W małej restauracji na dole dziewczynka w różowej sukience księżniczki siedziała cicho, wpatrując się w kierunku kuchni.
– Na co patrzysz?
– Na moje ciasteczka. – Nellie oblizała wargi, mówiąc cichym i słodkim głosem. – Ciocia powiedziała, że ciasteczka muszą być w piekarniku jeszcze przez trzydzieści minut, zanim będziemy mogły je wyjąć.
Gdy jego córka wspomniała o Lunie, Joshua rozejrzał się po okolicy. – Gdzie ona jest?
– Kto?
Nellie przekrzywiła głowę na bok, patrząc na niego swoimi dużymi, wilgotnymi oczami. – Mówisz o cioci?
Na jej słodki wyraz twarzy nie mógł się powstrzymać, żeby wyciągnąć rękę i pogłaskać ją po głowie.
– Tak, o niej.
– Ciocia, ona…
Nellie zacisnęła usta, a potem pociągnęła nosem i zaczęła płakać: – Cioci już nie ma!
Jej łzy płynęły strumieniami, jakby odkręcono kurki. – Powiedziała, że tata jej nienawidzi, że mimo że bardzo potrzebuje pracy, nie chce żyć w podejrzeniach i upokorzeniu. Więc poszła do domu! Szloch, szloch, szloch, szloch!
Joshua zawahał się.
Kobieta… Po prostu tak wyszła?
Pochylił głowę, spojrzał na Nellie cicho i zapytał: – Chcesz, żeby wróciła?
– Tak!
Dziewczynka pociągnęła nosem. – Ale ciocia powiedziała, że dopóki tata nie przeprosi, nie powie, że ją źle zrozumiał, nie wróci.
Z tymi słowami zacisnęła usta i powiedziała ze zrozumieniem: – Chociaż Nellie lubi ciocię, duma taty jest ważniejsza.
– Więc tato, możesz ugotować dla mnie dzisiaj obiad. Nie lubię jeść posiłków przygotowanych przez służących. Jem tylko te, które robią osoby, które lubię. W tym domu lubię tylko ciebie, tato.
Niebieskie żyłki na czole Joshuy pulsowały.
Chciała, żeby osobiście dla niej gotował?
– Tato, jesteś taki przystojny i mądry. Mała sprawa, jak gotowanie, to dla ciebie bułka z masłem, prawda?
Dziewczynka zamrugała i spojrzała na niego poważnie.

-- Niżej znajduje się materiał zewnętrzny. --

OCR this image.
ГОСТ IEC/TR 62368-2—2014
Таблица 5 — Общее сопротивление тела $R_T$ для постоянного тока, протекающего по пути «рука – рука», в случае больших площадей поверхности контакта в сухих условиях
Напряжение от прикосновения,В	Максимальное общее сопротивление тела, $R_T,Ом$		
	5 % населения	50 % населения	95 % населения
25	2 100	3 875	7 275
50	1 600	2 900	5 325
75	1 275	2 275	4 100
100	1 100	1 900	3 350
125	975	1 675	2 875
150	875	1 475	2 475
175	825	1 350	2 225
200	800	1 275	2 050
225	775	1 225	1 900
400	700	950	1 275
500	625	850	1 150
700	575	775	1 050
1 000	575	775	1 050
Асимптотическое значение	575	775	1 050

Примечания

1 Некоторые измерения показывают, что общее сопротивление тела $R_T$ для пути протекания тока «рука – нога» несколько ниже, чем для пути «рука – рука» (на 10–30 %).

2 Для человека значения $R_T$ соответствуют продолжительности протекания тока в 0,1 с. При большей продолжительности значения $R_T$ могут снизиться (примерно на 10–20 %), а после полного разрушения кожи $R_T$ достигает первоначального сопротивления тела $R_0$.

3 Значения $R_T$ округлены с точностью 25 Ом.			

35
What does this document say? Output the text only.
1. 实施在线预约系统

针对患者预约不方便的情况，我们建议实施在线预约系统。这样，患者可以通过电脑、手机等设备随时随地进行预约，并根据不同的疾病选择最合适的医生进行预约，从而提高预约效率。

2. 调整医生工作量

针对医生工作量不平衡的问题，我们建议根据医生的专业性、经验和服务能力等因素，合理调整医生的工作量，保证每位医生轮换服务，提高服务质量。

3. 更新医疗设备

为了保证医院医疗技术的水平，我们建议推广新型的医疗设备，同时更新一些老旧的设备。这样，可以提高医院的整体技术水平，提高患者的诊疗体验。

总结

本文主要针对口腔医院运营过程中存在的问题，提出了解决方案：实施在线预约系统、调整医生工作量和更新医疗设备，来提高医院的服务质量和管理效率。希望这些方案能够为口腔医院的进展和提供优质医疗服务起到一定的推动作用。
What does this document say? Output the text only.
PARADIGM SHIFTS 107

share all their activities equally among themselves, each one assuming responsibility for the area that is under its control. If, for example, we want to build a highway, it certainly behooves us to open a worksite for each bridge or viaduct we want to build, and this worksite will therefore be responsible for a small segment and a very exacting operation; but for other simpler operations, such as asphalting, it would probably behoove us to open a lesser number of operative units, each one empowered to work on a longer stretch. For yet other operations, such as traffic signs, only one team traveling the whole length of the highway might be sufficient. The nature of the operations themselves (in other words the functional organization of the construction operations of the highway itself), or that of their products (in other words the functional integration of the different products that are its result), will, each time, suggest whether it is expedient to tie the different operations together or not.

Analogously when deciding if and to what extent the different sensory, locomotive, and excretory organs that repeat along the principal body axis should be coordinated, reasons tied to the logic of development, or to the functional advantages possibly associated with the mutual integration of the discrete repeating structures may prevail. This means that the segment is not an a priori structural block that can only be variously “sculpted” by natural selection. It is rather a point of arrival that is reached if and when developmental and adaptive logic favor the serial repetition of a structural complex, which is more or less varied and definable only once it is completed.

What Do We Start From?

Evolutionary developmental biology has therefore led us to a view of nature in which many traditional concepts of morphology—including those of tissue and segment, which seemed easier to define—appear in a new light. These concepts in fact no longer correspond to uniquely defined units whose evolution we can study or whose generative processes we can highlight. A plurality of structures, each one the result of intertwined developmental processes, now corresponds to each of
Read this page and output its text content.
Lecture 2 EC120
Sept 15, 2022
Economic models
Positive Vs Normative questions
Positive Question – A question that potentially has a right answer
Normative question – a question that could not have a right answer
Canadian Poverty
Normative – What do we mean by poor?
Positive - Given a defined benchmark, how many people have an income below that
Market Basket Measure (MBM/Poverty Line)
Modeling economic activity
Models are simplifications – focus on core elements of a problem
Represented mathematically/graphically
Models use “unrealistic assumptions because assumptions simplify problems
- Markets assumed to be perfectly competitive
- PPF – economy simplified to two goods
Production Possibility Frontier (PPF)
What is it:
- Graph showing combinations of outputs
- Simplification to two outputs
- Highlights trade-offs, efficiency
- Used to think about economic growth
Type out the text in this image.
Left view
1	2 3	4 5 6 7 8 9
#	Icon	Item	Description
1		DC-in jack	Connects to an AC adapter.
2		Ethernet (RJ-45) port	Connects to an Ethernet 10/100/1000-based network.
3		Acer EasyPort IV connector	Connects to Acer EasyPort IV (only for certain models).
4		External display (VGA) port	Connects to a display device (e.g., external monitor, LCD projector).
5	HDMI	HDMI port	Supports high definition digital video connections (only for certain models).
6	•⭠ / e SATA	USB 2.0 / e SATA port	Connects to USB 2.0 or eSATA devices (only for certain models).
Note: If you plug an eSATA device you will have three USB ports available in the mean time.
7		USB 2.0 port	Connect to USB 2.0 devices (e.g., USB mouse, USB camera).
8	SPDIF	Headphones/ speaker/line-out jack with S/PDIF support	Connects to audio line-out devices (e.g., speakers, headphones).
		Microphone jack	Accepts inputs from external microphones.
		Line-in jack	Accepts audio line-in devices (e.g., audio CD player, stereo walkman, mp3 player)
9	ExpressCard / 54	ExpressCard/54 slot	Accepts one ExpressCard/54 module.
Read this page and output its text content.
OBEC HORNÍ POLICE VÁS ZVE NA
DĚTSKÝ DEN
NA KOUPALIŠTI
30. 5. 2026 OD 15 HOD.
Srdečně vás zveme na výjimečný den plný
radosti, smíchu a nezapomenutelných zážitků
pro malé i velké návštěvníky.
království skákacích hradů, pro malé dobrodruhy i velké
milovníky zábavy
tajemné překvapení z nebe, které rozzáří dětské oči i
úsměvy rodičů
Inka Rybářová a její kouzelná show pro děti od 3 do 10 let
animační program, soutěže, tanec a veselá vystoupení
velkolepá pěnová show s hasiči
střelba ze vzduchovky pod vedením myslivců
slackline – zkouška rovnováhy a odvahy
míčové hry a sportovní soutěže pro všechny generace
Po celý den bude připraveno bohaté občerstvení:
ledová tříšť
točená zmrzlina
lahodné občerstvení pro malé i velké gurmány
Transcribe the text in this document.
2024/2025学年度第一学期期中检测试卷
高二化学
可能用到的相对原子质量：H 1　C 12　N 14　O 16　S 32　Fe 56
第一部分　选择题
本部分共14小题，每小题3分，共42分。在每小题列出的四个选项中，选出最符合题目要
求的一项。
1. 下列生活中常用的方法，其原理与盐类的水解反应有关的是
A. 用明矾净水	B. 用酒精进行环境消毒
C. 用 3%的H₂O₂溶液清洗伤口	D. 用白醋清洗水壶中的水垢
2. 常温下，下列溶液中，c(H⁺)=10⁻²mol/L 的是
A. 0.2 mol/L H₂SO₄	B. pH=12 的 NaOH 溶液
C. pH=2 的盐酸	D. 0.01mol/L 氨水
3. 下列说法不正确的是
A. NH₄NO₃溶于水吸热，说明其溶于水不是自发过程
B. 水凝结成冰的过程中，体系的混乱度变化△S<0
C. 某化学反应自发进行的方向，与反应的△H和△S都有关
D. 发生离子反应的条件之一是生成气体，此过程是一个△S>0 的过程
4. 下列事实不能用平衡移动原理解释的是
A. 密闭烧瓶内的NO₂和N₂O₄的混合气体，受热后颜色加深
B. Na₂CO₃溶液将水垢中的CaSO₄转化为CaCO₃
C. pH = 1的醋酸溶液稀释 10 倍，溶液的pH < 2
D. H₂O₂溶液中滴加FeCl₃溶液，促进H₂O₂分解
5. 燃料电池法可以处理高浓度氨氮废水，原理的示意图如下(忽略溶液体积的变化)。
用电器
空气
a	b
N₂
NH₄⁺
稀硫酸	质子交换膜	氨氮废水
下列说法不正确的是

Joshua na chwilę zamilkł i dopiero po dłuższej chwili mężczyzna podwinął rękawy i wszedł do kuchni.
Nachylając się nad małym stolikiem, Nellie potajemnie wyjęła telefon komórkowy i zrobiła zdjęcie mężczyzny grzebiącego w kuchni. Następnie wysłała je Lunie.